実験して出た値を解析するのに、線形代数と統計学が必ず使われる。
値、つまり、実験結果を定量して数字で出すことが強く求められるようになってきたから、なおさらそう思うのかもしれない。
自分の専門だから、生物学の実験で出たデータを頭の中に思い浮かべている。
物理や工学など、他の分野の研究者の人からすれば、値じゃないデータってなんだよ、と思われるかもしれない。
でも一昔前まで、生物学のデータの多くは定性的だった。
数字じゃなくて、ある・ない、あるいは精々、小さい・大きい、少ない・多い、で表記されていた。
あるタンパク質の量(バンドの濃さ)が、サンプルAよりサンプルBのほうが多い、という記述で十分だったし、今でもある程度、通用する。
定量的なデータだと、タンパク質の量を測って何グラムです、と記述しなければいけない。
少なくとも、サンプルAよりサンプルBのほうが何倍多い、と書かなければいけない。

さて、定量的に数字を使ってデータを記述できるようになれば、数学的に処理してより正確にものが言える。
数学には様々な分野があって、そのための解析手段は無数といっていいほど存在していて、その中からケースに応じて適切な解析手段を選ばなければいけない。
とりわけ、たくさん並んだ数字を扱い、そこから何かしらの傾向を見出すには、行列と統計学が必ず使われる。
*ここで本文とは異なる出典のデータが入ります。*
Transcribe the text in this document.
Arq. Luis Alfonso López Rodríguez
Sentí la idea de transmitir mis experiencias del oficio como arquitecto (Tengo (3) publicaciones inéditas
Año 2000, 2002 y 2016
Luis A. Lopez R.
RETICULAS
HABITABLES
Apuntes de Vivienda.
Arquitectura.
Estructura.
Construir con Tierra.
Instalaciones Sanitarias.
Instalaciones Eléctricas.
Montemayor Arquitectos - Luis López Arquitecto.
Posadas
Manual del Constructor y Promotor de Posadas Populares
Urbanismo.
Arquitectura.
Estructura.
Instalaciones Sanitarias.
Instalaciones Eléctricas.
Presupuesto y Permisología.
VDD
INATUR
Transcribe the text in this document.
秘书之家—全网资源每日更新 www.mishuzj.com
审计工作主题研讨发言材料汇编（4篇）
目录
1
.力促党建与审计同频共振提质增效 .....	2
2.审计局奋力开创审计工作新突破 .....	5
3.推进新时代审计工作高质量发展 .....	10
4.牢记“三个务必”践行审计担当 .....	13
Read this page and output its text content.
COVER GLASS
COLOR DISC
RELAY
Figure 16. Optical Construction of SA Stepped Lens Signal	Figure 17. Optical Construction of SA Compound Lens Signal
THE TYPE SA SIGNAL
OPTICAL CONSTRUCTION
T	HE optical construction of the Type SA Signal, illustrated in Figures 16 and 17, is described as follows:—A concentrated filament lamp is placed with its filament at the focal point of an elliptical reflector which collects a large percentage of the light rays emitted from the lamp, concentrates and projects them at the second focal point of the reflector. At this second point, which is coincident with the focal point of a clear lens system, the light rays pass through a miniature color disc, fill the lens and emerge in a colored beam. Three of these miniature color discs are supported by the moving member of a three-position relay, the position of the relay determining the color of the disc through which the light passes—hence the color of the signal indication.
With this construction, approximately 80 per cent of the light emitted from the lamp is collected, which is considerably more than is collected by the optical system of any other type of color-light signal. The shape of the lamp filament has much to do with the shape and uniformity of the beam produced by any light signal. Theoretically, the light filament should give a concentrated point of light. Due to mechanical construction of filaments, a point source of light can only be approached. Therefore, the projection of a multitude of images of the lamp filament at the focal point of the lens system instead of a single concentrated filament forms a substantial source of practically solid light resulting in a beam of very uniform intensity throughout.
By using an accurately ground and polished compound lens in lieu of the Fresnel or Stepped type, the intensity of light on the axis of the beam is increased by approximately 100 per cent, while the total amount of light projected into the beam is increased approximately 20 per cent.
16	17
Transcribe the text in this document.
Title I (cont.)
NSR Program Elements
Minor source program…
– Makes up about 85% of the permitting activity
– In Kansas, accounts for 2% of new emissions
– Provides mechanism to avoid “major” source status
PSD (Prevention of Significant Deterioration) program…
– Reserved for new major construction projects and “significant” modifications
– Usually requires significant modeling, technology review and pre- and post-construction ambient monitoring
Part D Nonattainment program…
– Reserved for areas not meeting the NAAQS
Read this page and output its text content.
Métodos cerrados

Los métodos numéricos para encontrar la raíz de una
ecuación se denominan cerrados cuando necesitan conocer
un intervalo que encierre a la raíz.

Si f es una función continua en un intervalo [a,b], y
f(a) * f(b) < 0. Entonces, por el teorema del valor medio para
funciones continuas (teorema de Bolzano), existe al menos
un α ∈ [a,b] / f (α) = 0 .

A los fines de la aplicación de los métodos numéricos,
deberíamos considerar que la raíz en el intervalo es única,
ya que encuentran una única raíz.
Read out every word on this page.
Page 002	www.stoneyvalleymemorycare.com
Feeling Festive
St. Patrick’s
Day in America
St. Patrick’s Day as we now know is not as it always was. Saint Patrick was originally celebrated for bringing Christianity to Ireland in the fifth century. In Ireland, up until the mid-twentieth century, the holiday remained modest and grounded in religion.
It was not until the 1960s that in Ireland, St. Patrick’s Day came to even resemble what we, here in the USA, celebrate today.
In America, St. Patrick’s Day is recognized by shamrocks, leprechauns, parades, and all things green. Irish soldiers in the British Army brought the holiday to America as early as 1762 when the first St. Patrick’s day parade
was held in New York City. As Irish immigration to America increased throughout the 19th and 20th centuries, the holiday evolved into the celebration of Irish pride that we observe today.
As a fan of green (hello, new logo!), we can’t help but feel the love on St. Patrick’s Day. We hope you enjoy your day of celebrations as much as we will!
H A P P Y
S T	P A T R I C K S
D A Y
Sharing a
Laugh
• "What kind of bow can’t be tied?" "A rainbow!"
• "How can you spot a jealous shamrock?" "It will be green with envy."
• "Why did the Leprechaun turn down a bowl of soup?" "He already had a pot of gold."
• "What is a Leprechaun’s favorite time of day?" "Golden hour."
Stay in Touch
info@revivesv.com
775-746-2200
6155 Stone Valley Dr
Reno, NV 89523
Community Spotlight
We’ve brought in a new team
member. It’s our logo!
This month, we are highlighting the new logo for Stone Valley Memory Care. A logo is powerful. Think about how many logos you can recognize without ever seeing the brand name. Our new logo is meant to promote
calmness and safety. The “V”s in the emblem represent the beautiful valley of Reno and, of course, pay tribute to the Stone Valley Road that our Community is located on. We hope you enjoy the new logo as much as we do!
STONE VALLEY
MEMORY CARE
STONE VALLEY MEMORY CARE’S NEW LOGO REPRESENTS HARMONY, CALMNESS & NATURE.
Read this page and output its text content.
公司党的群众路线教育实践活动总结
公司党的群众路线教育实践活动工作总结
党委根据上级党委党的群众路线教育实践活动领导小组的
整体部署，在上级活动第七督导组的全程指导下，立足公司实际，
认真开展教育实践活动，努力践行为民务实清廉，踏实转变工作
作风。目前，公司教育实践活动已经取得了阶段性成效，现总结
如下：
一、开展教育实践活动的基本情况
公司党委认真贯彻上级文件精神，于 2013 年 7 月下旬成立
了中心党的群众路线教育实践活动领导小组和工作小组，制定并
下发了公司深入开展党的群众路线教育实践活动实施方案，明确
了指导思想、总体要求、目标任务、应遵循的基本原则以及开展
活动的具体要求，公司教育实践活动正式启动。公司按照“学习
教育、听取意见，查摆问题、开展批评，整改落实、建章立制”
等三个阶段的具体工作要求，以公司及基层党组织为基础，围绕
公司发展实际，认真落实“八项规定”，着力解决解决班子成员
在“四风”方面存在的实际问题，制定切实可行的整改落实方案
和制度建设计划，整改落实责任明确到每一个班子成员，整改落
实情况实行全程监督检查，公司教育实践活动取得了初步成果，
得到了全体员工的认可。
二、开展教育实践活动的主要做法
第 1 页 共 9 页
数学に弱すぎて記述が正確じゃないかもしれないのでそこは許してほしい。

ものすごく大雑把に理解したところによると、行列は表のことで、それを変形したり整理するための数学が線形代数だ。
エクセルの表では、横に品物や人、工程などの項目が並んでいて、縦には日付が並んでいる。
縦と横は逆でもいい。
こうして表せば、何月何日に使われた物品Aは何個です、のように2つの項目(日付と物品)を簡単にまとめられる。
数学的に、項目は次元と呼ばれる。
項目(次元)は2つに限らない。
1つでもいいし、3つでも4つでもいい。
2つ以上になって表に書きづらくなっても、数学的には同じ様に処理できる。

統計学は、たくさん並んだ数字から全体の傾向を抽出するための学問領域だ。
日本人男性の平均身長を求めたり、サイコロを振って出る目の確率を計算したり、選挙で当選確実を出したりする行為は、すべて統計学の範疇に入る。
日本人男性はたくさんいて、それぞれの身長はバラバラだ。
人数分だけ、身長の値がある。
それを集めてきて、解析する。
当選確率も、出口調査や過去の実績、一部の開票結果など、いろいろな情報(値)を集めて、推測する。

それで、その統計学に突っ込む値も、行列で表記される。
何が言いたいかというと、すべての現象世界の情報は、行列で表せられるんじゃないかということだ。
補足しておくと、ベクトルでもテンソルでもいい。
数字の連なりで表記されうる。
さらに付け加えると、文字配列を扱えば文章もベクトルになるから、数値だけじゃなくて何かの記号の連なりで表記できると考えてもいい。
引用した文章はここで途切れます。